Er folgt einem Ruf, von dem keiner mehr spricht,
der tief aus dem Grund alter Zeiten aufbricht.

„Mein Vater erzählte vom See, der nicht schweigt,
wo Nebel sich ringelt, wo Schatten gereiht,
ein Wesen, das flüstert aus spiegelndem Grund –
ich finde die Wahrheit, und sei sie mein Schlund.“

Still wird der Wald, der Wind legt sich schief,
kein Laut, der noch lebt, kein Laub, das mehr rief.
Der Jüngling tritt näher – das Wasser wie Glas,
darunter ein Flimmern, durchscheinend und blass.

„Oh Jüngling“, so säuselt es sacht,
„was suchst du im Reich aus Wasser und Nacht?
Vergiss deine Sehnsucht, dein pochendes Herz –
verlier dich in mir, und ich bleibe bei dir.“

„Wer spricht da im Spiegel? Wer lockt meine Hand?
Ist’s Wahn oder Wahrheit, ein Zauber, ein Brand?“
Doch tiefer er starrt, je mehr er erkennt:
Ein Antlitz aus Licht, das im Wasser brennt.
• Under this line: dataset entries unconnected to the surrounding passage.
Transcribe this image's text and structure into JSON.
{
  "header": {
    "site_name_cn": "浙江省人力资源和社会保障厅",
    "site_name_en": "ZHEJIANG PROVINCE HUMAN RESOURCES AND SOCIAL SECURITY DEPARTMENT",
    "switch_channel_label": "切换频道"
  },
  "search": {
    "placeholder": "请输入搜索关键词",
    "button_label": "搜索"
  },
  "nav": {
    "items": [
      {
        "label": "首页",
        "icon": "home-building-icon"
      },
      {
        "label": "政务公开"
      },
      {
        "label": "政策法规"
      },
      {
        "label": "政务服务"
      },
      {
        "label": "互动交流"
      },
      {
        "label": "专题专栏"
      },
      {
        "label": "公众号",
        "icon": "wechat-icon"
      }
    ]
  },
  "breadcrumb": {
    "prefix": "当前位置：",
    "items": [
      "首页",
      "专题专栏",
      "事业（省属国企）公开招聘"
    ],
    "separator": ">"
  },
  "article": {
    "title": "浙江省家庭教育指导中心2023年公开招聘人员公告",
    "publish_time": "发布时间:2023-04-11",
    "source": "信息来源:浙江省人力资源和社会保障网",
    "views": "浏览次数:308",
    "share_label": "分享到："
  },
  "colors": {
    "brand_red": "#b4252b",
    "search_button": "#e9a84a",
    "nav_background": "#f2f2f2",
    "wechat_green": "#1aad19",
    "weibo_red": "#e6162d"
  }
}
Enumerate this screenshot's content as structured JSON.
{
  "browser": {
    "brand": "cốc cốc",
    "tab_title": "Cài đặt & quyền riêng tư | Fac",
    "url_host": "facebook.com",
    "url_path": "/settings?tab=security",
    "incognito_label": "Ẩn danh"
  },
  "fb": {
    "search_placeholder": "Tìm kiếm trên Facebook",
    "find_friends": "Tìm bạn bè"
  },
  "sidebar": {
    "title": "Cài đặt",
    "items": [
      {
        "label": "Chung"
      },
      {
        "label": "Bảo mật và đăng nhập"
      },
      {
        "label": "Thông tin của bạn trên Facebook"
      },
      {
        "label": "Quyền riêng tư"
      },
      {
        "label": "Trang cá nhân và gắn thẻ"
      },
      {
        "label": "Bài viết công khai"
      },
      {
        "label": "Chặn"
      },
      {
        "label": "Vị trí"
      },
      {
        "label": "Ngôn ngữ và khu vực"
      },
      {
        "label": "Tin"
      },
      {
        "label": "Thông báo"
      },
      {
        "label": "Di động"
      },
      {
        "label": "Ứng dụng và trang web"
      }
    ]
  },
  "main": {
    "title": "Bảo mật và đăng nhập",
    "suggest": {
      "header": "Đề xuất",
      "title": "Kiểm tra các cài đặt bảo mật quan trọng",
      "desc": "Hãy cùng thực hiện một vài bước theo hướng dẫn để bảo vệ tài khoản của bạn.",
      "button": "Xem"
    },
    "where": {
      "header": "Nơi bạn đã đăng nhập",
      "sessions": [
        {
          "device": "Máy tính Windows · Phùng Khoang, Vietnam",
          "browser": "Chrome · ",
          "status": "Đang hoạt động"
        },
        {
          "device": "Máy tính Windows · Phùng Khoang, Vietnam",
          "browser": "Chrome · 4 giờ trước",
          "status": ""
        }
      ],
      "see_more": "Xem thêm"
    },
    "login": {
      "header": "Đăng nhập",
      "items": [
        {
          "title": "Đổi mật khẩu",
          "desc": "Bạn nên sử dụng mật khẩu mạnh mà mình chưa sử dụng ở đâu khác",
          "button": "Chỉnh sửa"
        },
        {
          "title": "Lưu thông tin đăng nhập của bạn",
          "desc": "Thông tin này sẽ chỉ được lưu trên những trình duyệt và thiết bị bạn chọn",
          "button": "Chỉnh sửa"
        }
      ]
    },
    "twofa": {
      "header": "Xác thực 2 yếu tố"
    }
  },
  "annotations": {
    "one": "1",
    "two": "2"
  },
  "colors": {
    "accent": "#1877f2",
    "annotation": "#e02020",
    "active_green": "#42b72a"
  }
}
„Du kamst wie die anderen, hungrig nach mehr.
Doch ich bin der Spiegel – und nie wieder leer.
Ein Schritt nur, mein Lieber, ein Tritt in das Licht –
und das, was du warst, kehrt niemals zurück.“

Er zögert, er atmet, sein Herz wird zu Stein,
ein Tropfen, ein Flüstern – er sinkt lautlos hinein.
Der See schließt sich still, kein Wispern, kein Klang.
Der Wald atmet weiter als wäre ihm bang.

Seitdem meidet jeder den grünlichen Grund,
aus Furcht vor dem Flüstern in nächtlicher Stund..
Denn flüstert es leise und spricht deinen Namen –
dann stirbt deine Seele im smaragdgrünen Rahmen.